2. The regression line crosses the y-intercept at 269.3 electoral votes, which is almost exactly half of 538. That means that there does not appear to be any systematic advantage in the electoral vote math to one candidate or another, at least based on our present rendering of these numbers.
3. Where you do see a little bit of skew are those scenarios where one candidate wins by about 5-15 percentage points. In those cases, the winning candidate tends to win by more electoral votes than is predicted by the regression line. This is because an especially high number of states are within reach for one or another candidate. In contrast to 2004, when 16 states and the District of Columbia were decided by 20 or more points, very few are polling that way this year.
4. The range of possible outcomes given any specific value of the popular vote is about 80-100 electoral votes wide.

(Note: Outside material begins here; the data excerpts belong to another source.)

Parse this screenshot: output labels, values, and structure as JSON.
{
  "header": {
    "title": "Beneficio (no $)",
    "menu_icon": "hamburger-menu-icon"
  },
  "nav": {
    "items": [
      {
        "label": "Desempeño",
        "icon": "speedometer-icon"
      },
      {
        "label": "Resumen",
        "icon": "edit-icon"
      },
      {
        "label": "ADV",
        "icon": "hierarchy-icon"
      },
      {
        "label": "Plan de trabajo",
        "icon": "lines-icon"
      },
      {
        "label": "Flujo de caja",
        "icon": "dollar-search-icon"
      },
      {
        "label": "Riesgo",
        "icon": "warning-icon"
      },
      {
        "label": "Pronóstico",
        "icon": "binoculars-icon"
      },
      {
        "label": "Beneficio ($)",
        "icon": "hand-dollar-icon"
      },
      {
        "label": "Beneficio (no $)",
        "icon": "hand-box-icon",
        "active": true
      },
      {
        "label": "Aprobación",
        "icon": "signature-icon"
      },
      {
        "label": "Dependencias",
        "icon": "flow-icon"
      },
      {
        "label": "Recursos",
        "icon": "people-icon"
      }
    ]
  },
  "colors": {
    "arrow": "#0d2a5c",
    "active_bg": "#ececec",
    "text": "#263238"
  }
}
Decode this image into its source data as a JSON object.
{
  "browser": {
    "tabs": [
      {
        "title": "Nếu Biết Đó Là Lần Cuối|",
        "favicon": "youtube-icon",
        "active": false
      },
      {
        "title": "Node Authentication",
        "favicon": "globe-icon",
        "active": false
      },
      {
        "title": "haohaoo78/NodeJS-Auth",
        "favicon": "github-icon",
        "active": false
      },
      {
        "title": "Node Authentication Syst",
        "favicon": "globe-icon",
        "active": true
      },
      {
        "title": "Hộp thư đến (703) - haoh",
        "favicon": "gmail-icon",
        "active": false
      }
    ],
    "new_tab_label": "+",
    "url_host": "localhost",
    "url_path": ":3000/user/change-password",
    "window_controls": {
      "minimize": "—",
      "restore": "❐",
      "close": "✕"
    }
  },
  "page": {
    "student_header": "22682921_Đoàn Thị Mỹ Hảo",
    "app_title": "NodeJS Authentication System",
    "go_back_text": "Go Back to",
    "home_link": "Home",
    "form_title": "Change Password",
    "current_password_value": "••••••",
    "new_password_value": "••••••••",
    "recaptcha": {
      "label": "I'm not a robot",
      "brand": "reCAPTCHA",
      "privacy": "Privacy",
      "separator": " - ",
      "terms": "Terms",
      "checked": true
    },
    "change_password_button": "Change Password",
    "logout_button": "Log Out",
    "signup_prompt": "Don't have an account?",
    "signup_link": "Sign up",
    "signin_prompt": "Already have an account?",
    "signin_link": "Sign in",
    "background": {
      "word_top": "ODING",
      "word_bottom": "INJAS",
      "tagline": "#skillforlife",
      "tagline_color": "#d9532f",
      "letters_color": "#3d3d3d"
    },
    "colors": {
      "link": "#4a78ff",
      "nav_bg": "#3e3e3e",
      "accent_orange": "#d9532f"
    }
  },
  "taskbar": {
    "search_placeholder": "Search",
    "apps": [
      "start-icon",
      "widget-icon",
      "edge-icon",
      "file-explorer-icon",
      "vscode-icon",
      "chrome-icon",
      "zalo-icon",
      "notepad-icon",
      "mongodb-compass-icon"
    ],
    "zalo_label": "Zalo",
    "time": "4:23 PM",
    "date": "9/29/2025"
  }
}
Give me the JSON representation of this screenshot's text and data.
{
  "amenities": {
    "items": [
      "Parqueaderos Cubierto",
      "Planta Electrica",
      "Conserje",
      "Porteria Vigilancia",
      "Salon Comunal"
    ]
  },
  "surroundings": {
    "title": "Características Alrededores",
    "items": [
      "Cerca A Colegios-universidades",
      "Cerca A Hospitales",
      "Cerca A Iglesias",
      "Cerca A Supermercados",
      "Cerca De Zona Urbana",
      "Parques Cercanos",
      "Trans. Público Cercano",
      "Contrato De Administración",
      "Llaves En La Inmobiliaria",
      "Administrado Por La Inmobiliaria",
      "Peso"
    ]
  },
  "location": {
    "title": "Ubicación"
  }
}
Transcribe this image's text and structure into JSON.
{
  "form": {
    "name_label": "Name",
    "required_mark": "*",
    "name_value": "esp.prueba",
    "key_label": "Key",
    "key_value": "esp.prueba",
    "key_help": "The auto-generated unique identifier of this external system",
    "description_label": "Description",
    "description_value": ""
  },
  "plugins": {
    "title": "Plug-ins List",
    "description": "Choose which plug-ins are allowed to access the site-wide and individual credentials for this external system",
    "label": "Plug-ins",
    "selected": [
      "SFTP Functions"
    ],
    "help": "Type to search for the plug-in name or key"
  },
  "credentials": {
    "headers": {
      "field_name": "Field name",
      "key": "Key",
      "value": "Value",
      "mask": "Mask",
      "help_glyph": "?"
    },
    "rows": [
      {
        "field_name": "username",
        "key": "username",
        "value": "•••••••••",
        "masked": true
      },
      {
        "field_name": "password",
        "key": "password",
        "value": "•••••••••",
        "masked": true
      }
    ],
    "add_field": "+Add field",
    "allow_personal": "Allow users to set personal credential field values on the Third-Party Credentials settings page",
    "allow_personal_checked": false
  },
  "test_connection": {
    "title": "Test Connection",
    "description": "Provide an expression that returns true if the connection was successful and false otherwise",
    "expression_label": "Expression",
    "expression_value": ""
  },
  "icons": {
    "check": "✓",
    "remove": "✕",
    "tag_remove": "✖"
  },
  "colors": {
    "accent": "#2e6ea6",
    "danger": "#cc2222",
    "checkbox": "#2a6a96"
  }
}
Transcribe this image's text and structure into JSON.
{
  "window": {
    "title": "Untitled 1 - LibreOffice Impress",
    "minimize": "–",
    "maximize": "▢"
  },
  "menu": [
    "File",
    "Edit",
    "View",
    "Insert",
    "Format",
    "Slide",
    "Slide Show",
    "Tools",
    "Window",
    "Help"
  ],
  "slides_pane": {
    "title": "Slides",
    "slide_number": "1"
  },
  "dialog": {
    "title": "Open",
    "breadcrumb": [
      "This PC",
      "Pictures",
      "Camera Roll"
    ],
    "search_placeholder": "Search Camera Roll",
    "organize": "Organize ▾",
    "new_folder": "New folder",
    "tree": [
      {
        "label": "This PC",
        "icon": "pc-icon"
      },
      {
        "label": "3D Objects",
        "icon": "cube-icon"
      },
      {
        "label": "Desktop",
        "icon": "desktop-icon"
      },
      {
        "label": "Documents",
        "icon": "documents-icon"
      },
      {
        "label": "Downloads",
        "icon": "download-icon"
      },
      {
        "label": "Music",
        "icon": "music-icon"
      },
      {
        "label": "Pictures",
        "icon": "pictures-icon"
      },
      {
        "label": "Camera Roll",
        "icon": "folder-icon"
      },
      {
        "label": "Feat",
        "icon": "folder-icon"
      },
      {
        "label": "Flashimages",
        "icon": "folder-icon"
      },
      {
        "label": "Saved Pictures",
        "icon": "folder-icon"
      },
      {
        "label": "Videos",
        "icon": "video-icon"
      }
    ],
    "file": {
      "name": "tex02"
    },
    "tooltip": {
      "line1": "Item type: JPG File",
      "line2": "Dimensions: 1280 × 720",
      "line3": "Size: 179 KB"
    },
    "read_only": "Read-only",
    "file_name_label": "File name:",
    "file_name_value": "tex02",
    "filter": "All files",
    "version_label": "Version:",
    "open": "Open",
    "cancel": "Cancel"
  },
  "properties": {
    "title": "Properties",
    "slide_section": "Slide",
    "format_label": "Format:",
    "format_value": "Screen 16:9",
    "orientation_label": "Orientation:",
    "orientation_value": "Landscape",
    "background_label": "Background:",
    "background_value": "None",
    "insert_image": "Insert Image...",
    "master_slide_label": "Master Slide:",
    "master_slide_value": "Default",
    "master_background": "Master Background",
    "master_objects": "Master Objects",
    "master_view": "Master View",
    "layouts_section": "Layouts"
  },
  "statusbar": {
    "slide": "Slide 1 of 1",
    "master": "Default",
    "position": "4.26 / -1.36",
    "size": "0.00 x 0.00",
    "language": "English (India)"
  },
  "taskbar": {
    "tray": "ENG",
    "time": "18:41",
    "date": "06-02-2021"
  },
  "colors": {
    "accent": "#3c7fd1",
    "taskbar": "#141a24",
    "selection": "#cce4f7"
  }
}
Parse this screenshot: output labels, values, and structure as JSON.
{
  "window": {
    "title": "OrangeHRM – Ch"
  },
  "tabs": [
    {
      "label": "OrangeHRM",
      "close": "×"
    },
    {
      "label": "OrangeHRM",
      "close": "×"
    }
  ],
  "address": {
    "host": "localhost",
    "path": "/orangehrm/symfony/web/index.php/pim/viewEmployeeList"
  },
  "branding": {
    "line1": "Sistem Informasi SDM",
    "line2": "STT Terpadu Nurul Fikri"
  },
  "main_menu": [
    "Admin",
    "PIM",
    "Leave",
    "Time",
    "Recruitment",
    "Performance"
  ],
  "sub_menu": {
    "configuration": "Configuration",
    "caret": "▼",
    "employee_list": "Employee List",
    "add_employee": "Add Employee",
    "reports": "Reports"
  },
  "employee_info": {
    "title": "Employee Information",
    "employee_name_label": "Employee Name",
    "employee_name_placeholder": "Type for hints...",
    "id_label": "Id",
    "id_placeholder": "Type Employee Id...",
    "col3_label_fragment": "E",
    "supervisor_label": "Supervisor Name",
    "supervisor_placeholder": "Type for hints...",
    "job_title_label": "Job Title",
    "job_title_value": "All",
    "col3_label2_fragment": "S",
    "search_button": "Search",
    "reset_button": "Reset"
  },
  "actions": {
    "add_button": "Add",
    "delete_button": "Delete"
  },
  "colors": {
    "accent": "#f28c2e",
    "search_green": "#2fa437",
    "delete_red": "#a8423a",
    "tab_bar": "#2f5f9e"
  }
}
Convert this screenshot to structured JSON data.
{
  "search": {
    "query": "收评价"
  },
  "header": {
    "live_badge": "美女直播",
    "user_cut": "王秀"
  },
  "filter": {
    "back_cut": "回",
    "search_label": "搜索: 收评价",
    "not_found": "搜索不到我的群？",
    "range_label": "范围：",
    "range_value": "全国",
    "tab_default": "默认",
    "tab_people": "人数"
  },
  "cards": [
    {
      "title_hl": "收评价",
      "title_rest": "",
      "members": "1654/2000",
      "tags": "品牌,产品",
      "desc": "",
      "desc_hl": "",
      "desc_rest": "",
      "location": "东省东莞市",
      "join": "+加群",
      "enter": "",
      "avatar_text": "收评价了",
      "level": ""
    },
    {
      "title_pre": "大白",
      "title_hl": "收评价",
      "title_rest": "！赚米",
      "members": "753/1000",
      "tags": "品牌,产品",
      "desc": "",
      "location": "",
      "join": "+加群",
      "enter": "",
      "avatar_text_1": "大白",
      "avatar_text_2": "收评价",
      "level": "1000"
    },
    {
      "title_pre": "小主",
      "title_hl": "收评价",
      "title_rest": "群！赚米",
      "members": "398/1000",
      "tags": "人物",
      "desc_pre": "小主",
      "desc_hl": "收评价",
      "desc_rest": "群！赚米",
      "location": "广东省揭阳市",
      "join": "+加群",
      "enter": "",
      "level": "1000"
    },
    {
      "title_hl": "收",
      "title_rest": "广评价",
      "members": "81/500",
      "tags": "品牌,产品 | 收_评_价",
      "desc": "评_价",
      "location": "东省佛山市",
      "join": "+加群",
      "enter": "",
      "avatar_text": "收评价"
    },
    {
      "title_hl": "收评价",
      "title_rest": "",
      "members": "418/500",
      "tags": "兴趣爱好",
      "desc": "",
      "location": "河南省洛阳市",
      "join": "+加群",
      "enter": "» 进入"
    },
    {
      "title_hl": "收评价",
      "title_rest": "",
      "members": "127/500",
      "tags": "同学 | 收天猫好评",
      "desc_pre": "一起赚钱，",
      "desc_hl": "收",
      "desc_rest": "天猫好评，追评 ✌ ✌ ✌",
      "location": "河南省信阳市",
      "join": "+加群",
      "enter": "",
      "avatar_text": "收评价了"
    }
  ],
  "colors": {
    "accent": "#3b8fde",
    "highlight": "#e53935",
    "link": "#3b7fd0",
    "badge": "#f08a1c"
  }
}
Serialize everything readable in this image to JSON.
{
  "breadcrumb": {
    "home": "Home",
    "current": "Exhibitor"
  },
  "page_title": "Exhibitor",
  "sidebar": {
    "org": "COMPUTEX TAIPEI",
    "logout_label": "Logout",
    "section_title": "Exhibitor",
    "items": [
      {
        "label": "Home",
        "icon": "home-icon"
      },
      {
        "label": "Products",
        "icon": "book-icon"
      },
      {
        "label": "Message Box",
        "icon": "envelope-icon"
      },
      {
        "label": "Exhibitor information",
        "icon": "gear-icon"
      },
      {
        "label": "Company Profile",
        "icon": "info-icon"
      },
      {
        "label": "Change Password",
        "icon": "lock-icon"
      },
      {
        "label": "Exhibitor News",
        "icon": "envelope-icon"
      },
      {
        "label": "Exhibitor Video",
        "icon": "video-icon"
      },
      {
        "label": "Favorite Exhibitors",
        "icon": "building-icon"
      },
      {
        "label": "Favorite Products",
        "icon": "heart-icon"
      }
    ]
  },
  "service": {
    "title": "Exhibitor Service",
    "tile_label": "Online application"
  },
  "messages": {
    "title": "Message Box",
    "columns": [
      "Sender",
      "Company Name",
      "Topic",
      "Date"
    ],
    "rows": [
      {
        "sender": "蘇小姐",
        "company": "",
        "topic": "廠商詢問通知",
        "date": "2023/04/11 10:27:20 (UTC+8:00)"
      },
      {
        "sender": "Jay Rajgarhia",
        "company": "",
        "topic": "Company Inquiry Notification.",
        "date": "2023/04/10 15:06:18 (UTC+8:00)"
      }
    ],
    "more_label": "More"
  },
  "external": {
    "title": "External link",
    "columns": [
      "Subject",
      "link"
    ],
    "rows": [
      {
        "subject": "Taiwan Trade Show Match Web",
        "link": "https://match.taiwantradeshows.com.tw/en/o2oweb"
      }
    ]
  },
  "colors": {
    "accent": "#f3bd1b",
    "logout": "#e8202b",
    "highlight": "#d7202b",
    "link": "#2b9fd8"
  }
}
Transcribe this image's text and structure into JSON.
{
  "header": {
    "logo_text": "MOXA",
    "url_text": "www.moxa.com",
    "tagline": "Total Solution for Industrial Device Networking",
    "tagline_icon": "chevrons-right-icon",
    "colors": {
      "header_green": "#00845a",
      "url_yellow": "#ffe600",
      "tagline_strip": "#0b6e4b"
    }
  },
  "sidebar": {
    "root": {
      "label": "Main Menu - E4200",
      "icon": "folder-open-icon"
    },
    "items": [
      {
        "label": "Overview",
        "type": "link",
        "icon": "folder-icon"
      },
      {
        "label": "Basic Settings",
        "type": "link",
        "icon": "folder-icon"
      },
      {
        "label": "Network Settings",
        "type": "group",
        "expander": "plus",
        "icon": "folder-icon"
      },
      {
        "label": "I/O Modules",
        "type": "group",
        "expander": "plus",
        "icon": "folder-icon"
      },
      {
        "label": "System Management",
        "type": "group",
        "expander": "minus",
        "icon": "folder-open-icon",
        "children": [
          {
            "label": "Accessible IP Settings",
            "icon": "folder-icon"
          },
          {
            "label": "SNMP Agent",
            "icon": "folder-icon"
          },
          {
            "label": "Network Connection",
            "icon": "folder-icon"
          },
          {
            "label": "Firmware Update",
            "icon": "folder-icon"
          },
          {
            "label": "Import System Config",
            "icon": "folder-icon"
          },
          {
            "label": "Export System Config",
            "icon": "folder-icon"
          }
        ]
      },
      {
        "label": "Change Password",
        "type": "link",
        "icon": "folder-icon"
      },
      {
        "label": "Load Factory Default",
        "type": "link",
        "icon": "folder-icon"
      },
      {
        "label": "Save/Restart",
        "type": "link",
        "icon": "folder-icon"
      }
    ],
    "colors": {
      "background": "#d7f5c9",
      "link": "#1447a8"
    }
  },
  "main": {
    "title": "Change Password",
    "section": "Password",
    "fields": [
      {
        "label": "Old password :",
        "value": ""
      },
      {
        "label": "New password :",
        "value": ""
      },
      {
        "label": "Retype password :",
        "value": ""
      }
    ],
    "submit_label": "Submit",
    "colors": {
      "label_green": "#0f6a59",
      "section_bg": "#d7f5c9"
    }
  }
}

For example, an Obama win by 5 percentage points could easily be associated with any number from about 290 electoral votes up to as many as 390, depending on how the individual states shake out. Likewise, for any given value of the electoral vote, the range of the popular vote margin is about 6 or 7 percentage points wide. What this means, among other things, is that it’s virtually impossible for a candidate to win the electoral college while losing the popular vote by more than about 3 or 3.5 percentage points.